Jeffrey Errington and Andrew Schultz of SUNY at Buffalo are supported by an award from the Chemical Theory, Models and Computational Methods program in the Division of Chemistry to develop computational methods and tools to predict properties of complex molecular systems. This project is co-funded by the Computational and Data-Enabled Science and Engineering in Chemical, Bioengineering, Environmental and Transport Systems Program in the Division of Engineering. The project focuses on phase (gas, liquid, solid) and interfacial (e.g. where air and water meet) properties. The properties play a key role in many natural phenomena and in numerous industrial processes. Of particular value to scientists and engineers is an understanding of the relationship between the microscopic interactions, for example at the atomic level, and the macroscopic behavior it exhibits. Such information can be used to tune the molecular-level details of a system to obtain a desired behavior. In principle, molecular simulation provides an ideal tool for studying the phase and interfacial behaviors of complex fluids. Although tremendous advancements have been made in this area, there is still a huge need for efficient and effective computational methods. Professors Errington and Schultz and their groups are developing robust new strategies for interrogating the phase and interfacial properties of complex fluids via molecular simulation. Examples that illustrate the need for such methods include the design of separation technologies, energy storage devices, carbon capture strategies, and surface coatings. The results of this research will be implemented in software that is freely available to the broader research community.
The focus of this research is to develop molecular simulation methods that enable one to deduce the bulk and interfacial properties of complex fluids. Two methodological advances are being pursued: (1) a new rigorous strategy for computing the bulk liquid-vapor saturation properties of fluids and (2) a force-based strategy to determine the spreading interface potential within an isothermal-isobaric ensemble. For the first, virial pressure measurements are collected at multiple densities that span the liquid-vapor coexistence region, and subsequently used to construct a volume probability distribution within the isothermal-isobaric ensemble. The method provides the same level of information as commonly-used flat histogram approaches, does not require molecule insertions/deletions, and can be implemented within a molecular dynamics framework. The second methodological advance is aimed at increasing the accessibility of the spreading interface potential method. The interface potential provides important insight regarding qualitative and quantitative aspects of a system's wetting behavior. The general approach provides a means to determine the contact angle of a liquid droplet on a solid substrate in a mother vapor. The project addresses challenges associated with implementing the method within the commonly-used isothermal-isobaric ensemble. The standard approach results in highly elongated simulation boxes that are difficult to work with in practice. The research team has identified a means to significantly reduce the size of the simulation box required via use of a virtual box. The approach leverages force-based strategies to compute the interface potential. When combined with previous developments, this advance provides a rigorous, efficient, and accessible approach for determining the wetting properties of model systems.

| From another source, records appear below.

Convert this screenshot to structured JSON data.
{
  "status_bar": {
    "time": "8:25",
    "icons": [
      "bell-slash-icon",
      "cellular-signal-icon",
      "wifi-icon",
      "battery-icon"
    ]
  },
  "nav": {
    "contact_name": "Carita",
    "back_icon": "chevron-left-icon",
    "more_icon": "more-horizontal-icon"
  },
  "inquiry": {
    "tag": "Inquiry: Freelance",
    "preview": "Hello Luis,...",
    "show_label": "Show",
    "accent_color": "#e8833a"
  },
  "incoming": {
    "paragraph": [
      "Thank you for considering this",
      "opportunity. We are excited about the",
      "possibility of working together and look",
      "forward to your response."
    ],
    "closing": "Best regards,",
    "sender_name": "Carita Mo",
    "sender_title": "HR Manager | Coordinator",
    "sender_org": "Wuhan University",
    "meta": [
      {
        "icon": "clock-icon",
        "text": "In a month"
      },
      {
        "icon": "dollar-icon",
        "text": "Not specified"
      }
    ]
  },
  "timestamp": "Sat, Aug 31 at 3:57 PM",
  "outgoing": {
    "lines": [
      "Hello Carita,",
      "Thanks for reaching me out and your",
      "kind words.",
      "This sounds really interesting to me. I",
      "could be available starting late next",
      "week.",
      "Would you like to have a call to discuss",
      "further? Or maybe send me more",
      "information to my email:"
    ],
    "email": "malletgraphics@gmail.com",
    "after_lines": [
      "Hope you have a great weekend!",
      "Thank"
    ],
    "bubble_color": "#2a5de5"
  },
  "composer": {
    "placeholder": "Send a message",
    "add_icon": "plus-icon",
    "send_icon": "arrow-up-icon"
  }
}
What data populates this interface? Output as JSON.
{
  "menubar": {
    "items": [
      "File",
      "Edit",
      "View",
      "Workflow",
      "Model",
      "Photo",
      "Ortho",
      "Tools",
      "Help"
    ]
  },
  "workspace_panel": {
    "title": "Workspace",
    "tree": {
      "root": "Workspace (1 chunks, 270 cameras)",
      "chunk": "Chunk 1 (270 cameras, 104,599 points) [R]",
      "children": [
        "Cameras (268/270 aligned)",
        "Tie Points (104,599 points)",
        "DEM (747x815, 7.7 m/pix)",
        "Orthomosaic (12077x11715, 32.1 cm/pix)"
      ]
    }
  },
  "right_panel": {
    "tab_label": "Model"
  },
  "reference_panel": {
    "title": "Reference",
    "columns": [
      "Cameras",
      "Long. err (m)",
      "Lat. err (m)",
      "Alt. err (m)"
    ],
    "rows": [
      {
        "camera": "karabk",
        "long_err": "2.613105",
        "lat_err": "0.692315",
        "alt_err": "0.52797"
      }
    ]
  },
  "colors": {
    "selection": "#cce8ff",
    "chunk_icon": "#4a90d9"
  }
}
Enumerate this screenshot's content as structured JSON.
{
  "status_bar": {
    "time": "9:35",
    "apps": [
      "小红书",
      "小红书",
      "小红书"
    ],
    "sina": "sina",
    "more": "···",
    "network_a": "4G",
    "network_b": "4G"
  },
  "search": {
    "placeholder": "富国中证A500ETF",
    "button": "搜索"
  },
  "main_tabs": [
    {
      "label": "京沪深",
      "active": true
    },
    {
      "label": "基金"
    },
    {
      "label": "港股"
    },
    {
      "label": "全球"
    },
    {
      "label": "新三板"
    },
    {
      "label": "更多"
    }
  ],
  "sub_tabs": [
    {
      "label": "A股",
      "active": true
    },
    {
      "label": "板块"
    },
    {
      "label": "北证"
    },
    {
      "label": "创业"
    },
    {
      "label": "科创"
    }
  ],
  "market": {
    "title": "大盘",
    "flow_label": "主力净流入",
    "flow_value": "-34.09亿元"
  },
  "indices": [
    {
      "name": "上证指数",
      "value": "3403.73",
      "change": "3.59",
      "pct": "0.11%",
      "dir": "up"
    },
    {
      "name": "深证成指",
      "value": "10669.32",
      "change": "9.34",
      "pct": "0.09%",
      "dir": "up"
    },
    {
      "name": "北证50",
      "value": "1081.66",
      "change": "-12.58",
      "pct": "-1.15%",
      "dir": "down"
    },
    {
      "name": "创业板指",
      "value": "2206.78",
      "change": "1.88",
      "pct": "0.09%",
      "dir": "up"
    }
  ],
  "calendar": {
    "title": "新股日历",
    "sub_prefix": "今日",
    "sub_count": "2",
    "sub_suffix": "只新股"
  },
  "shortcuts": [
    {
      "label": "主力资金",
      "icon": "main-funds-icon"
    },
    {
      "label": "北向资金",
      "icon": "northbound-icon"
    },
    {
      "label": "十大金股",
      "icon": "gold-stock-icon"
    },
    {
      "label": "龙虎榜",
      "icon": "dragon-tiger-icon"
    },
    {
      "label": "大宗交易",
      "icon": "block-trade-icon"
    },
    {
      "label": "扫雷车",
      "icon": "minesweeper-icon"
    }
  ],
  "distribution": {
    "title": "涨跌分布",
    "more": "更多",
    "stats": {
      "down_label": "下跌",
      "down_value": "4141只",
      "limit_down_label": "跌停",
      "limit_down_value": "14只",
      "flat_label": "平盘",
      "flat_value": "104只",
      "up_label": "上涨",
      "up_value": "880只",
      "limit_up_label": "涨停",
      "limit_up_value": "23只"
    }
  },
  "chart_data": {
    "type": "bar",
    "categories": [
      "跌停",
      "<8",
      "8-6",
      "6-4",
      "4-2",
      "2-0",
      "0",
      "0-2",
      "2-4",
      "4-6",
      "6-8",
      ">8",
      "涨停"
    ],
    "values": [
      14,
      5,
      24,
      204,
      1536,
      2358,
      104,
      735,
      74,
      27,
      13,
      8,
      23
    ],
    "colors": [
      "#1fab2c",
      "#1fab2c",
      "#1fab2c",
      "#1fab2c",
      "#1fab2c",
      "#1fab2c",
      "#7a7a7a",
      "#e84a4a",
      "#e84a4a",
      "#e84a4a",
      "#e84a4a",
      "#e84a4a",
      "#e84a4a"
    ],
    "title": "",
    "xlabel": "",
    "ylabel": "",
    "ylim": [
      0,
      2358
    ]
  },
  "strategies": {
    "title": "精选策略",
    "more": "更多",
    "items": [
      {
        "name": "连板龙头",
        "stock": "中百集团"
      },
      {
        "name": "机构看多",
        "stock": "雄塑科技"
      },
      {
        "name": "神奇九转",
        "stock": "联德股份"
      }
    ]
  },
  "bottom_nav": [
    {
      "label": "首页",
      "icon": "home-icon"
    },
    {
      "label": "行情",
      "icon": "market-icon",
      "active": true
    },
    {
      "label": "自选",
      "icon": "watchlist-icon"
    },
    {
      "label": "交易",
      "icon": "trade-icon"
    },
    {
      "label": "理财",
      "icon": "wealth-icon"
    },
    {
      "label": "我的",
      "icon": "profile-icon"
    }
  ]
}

In a third effort, tools are developed to facilitate coupling of Monte Carlo and molecular dynamics algorithms within a single molecular simulation framework. Such a coupling enhances the efficiency of the methods noted above. Specifically, the group is contributing additional Monte Carlo move types to the publically- and freely-available LAMMPS Molecular Dynamics Simulator. These contributions are expected to be beneficial to the broad LAMMPS user community.
This award reflects NSF's statutory mission and has been deemed worthy of support through evaluation using the Foundation's intellectual merit and broader impacts review criteria.